Requires osx/linux command line tools, grep, wget, etc..
####Extracts Needed:
The process requires a number of extract files from dbpedia and the Library of Congress
DBpedia:
(When a new version of dbpedia extract comes you would need to change the urls below)
-
Articles Categories
- Contains all the article categories in wikipedia http://downloads.dbpedia.org/3.9/en/article_categories_en.nt.bz2
-
Persondata
- FOAF representation of persons http://downloads.dbpedia.org/3.9/en/persondata_en.nt.bz2
-
Ontology Infobox Types
- Types of DBpedia entities http://downloads.dbpedia.org/3.9/en/instance_types_en.nt.bz2
-
Short Abstracts
- The short abstract used to find birth/death dates not in the data http://downloads.dbpedia.org/3.9/en/short_abstracts_en.nt.bz2
-
Images
- Optional, if you want to make a extra file with images/bios for each person. http://downloads.dbpedia.org/3.9/en/images_en.nt.bz2
Library of Congress:
-
LC Name Authority File (MADS/RDF only)
-
LC Name Authority File (SKOS/RDF only)
- http://id.loc.gov/static/data/authoritiesnames.nt.skos.gz We need both to mashup and create a new person only authority lookup with the data we want.

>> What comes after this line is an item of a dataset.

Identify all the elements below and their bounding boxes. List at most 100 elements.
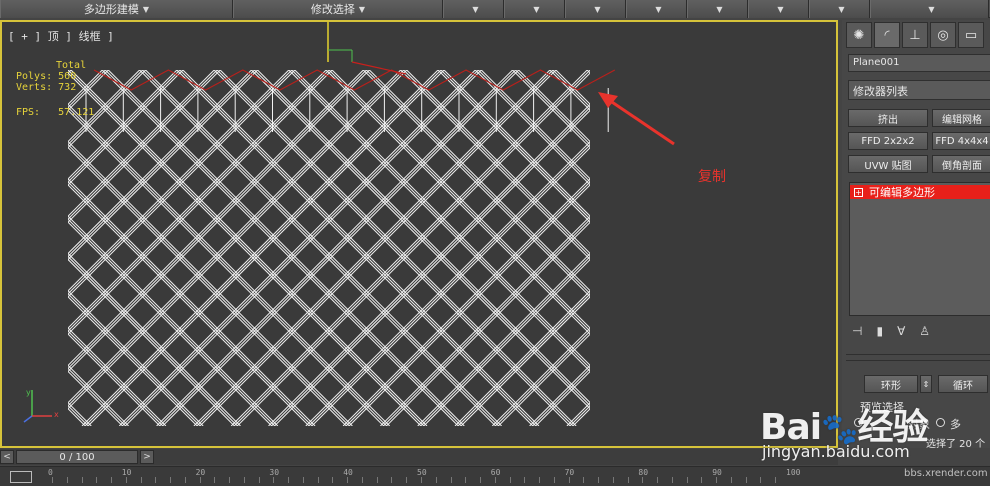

Extract these files into the data directory (you are going to need a lot of space)
Building the directory is just running the scripts in order.
python filterDBpediaJazzFile.py
This takes a article category approach to everything related to jazz and filters it down to people. It is diagramed in filterDBpediaJazzFile.pdf
python filterLOCskos.py
Takes the enormous LC data file and creates a new LC lookup that is more manageable. The first step it does it create personURIs.nt, this could be done locally and added to the extract data on a server to reduce the space needed. Making this file will take a long time as its greping a 30GB extract. The process is in filter_LOC_filterLOCskos.pdf.
python addDatesToJazzPeople.py
This adds birth and death dates to the name directory for people who don't have that data structured but it is in their abstract. Just cares about the year.
python mergeLOCandDBpedia.py
This attempts to merge the two authorities based on name and dates, it makes a number of final name directory sameAs_*.nt files based on the confidence of the match. Documented in mergeLOCandDBpedia.pdf
python filterToJazzData.py
Optional, this script creates an auxiliary file for the sameAs files which has the person image if in wikipedia and their short abstract.
The MIT License (MIT)
Copyright (c) 2015 Matt Miller
Permission is hereby granted, free of charge, to any person obtaining a copy of this software and associated documentation files (the "Software"), to deal in the Software without restriction, including without limitation the rights to use, copy, modify, merge, publish, distribute, sublicense, and/or sell copies of the Software, and to permit persons to whom the Software is furnished to do so, subject to the following conditions:
The above copyright notice and this permission notice shall be included in all copies or substantial portions of the Software.
THE SOFTWARE IS PROVIDED "AS IS", WITHOUT WARRANTY OF ANY KIND, EXPRESS OR IMPLIED, INCLUDING BUT NOT LIMITED TO THE WARRANTIES OF MERCHANTABILITY, FITNESS FOR A PARTICULAR PURPOSE AND NONINFRINGEMENT. IN NO EVENT SHALL THE AUTHORS OR COPYRIGHT HOLDERS BE LIABLE FOR ANY CLAIM, DAMAGES OR OTHER LIABILITY, WHETHER IN AN ACTION OF CONTRACT, TORT OR OTHERWISE, ARISING FROM, OUT OF OR IN CONNECTION WITH THE SOFTWARE OR THE USE OR OTHER DEALINGS IN THE SOFTWARE.